Hunt also from Washington was a CIA employee and a former White House Consultant. Hunt wrote espionage novels and had also worked on declassifying the Pentagon Papers. The question remained did Nixon know about the burglary; some people say that he had no previous knowledge about the break in but knew soon after. .
The end of 1972 brought about much activity, which lead to a cover-up. The head of the Nixon re-election campaign, former attorney John Mitchell, denied any link to the Watergate operation, but the Washington Post reported that while serving as Attorney-General, he controlled a secret Republican fund that was used to finance intelligence-gathering operations against the Democrats. Proof of a twenty-five thousand dollar cashier check that was supposed to used for the Nixon Campaign and was found in the bank account of one of the Watergate burglars. Shortly after, Nixon claimed that John Dean, White House counsel, had conducted an investigation into the Watergate scandal and supposedly found that no one from inside the White House was involved. On November 11, 1972, Nixon is reelected as president in one of the largest landslides in American political history in which he took every state except Massachusetts and the District of Columbia with 60.8% of the popular vote. .

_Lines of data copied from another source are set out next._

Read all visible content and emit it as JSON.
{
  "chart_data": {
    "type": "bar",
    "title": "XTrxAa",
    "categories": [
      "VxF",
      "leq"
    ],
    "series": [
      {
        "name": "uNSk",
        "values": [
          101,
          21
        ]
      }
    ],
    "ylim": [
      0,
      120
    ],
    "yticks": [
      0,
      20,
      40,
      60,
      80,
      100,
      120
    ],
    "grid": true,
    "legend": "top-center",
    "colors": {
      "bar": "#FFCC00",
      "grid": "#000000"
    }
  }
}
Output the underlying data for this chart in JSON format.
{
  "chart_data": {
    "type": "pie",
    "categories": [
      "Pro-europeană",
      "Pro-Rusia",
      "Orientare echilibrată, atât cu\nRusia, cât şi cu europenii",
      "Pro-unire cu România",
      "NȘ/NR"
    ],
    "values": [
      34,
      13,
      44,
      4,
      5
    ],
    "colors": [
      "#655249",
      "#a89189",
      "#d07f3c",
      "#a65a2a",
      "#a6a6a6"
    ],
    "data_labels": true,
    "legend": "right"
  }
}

The trail of the Watergate seven (Barker, Gonzalez, Hunt, Liddy, Martinez, McCord, and Sturgis) began on January 8, 1973 in Washington and was presided over by Judge John Sirica. Shortly after the trail began, Barker, Gonzalez, Hunt, Martinez, and Sturgis plead guilty. McCord and Liddy, two former Nixon aids, both of which had pleaded not guilty, are convicted of conspiracy, burglary, and wiretapping in the Watergate incident. In March, McCord writes a letter to Judge Sirica in which he claims that the defendants were threatened by John Dean, Counsel to the President, and John Mitchell, the Attorney-General to pled guilty.